|By G. Michael Dobbs|
There are a lot of subjects floating around the office this week, so let's get to some.
Recently, American International College (AIC) sent me a copy of the President's Annual Report and it carried a lot of good news. Most folks remember that just a few years ago the future for AIC was pretty dim with stories concerning financial mismanagement. The management team, headed by President Dr. Vincent Maniaci, has now finished two consecutive fiscal years with balanced books and the student body has increased by 22 percent.
Colleges add much to our communities and it's excellent to hear that AIC has made such great progress in such a short length of time.
In the recent issue of "Boston Globe's Globe 100" magazine supplement, two Western Massachusetts businesses were highlighted in the "A Day in the Life" section. With the headline "Every working day in Massachusetts we produce." photographer Essdras M. Suarez took photos of the "$4.12 million worth of 'Monopoly' money at the Hasbro plant in East Longmeadow" and the "46,200 gallons of ice cream plus 796 gallons of fudge topping at the Friendly Ice Cream Corp. in Wilbraham."
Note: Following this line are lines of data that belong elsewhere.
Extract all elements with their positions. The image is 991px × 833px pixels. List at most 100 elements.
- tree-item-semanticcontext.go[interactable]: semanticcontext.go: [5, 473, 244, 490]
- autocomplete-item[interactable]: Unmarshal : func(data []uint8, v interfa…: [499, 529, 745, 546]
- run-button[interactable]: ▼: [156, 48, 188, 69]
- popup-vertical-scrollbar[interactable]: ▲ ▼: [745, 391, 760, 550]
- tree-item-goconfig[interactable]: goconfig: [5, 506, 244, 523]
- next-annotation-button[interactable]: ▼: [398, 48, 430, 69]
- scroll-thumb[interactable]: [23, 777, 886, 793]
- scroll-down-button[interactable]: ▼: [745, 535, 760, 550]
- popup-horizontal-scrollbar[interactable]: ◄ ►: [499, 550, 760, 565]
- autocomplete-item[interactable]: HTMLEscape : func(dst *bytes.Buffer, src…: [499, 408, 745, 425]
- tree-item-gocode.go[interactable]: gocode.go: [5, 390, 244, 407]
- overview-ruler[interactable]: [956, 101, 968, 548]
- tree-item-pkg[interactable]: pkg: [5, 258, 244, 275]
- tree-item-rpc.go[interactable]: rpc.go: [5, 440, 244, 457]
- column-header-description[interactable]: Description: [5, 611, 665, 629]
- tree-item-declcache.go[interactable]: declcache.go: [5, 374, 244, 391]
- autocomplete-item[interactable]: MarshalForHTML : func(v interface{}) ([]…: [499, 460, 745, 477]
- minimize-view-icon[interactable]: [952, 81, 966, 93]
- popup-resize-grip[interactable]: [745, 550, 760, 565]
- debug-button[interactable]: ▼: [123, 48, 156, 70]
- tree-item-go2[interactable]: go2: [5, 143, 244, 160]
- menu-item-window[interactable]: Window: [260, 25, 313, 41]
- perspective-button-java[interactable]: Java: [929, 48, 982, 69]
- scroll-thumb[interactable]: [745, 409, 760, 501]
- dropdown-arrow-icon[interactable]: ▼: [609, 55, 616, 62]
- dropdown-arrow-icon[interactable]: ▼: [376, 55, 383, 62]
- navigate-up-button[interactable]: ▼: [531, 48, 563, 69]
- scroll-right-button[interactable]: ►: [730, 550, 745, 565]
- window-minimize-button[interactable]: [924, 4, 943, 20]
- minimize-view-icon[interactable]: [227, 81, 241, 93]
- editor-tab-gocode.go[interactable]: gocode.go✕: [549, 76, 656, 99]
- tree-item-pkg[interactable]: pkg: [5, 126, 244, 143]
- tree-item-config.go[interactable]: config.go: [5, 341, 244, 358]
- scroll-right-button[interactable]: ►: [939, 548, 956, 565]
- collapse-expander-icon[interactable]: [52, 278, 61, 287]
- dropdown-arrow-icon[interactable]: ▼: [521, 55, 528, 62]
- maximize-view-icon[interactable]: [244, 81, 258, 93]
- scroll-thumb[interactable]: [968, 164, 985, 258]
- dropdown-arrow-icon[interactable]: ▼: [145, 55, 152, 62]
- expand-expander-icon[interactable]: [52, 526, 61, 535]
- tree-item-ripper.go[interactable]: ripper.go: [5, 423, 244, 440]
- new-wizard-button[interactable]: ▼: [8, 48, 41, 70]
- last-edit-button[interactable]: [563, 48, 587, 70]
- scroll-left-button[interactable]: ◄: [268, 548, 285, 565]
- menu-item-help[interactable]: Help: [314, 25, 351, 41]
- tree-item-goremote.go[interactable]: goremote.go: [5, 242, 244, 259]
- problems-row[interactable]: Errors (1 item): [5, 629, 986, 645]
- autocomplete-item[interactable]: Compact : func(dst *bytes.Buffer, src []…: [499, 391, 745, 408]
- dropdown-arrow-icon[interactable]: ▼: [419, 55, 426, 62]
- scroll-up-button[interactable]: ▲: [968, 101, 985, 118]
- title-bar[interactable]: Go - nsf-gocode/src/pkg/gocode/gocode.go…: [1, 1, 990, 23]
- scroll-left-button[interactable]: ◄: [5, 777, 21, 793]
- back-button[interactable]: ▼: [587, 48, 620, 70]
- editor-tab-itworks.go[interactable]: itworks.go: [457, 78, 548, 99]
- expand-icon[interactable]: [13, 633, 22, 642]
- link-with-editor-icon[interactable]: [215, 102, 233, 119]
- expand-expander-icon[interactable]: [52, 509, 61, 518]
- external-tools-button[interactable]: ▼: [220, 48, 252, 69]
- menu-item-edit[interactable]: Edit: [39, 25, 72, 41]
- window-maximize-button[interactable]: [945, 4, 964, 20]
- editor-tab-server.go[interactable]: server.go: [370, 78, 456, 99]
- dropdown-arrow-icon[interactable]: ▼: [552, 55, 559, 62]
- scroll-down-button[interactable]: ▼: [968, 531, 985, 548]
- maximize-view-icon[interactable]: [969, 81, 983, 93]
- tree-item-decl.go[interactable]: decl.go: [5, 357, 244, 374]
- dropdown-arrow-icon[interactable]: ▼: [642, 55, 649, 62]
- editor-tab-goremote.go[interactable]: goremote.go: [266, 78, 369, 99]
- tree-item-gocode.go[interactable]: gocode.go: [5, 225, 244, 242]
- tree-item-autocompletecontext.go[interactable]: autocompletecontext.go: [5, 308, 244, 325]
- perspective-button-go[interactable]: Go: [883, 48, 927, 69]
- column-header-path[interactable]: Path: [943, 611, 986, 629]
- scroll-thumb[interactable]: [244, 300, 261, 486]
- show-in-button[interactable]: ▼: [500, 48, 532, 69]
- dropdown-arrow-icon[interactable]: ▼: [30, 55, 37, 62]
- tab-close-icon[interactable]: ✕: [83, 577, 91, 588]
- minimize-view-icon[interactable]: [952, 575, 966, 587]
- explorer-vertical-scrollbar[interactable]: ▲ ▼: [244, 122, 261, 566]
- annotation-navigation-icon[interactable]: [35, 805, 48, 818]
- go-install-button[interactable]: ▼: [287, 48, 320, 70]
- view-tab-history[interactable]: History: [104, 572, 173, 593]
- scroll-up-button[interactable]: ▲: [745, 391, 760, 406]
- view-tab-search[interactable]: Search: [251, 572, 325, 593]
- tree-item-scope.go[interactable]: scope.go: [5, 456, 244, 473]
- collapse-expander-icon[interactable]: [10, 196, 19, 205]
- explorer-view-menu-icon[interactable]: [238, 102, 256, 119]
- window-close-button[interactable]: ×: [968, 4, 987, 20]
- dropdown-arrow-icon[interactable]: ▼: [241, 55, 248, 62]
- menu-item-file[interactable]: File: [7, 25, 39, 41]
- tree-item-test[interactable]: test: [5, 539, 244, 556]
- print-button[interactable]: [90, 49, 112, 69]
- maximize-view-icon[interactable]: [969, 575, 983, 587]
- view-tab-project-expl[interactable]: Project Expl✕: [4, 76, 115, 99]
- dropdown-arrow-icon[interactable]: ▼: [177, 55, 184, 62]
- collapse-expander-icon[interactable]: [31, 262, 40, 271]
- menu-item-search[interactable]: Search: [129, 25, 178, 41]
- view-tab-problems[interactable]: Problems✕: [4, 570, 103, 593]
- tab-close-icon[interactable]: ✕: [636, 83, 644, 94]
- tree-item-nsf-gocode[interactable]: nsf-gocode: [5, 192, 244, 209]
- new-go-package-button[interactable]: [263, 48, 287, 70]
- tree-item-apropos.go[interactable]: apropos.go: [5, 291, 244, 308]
Perhaps because I'm the son of an Air Force officer who served in three wars, I'm a little sensitive to such scenes, but I found it difficult not to tear up a bit when I was covering the return of a group of local Air Reservists last week who came back home after a deployment of over four months in Afghanistan.
I always find it a little intrusive to cover such events as I think families and friends should be able to celebrate the return of a loved one without a camera stuck in their faces or a reporter asking the stupid but typical question, "How does it feel to be back home?"
No one is going to say they'd rather be in a war zone.
I did ask the reservists I interviewed what their civilian job was and one told he was currently unemployed, having been laid off from his job last year.
There seemed to be a sort of injustice that someone who has willingly agreed to serve his nation must now face trying to find a job because his current tour of duty is over.
Don't we owe our service men and women help in finding decent civilian jobs?
And speaking of injustice, why do the programs serving victims of domestic violence have to go with hats in their hands to the Legislature and governor looking for more funding when the rates of murders at the hands of batterers have doubled in Massachusetts?
Last week, the members of the Jane Doe Coalition from Western Massachusetts met at the offices at Womanshelter/Compa eras to discuss support for an amendment that would increase state support of programs to assist domestic violence victims.
In Massachusetts, only one in seven victims of domestic violence have the chance of finding a shelter program. That's a true shame.
Please contact your state representative and senator and urge them to support additional funding for these very vital programs.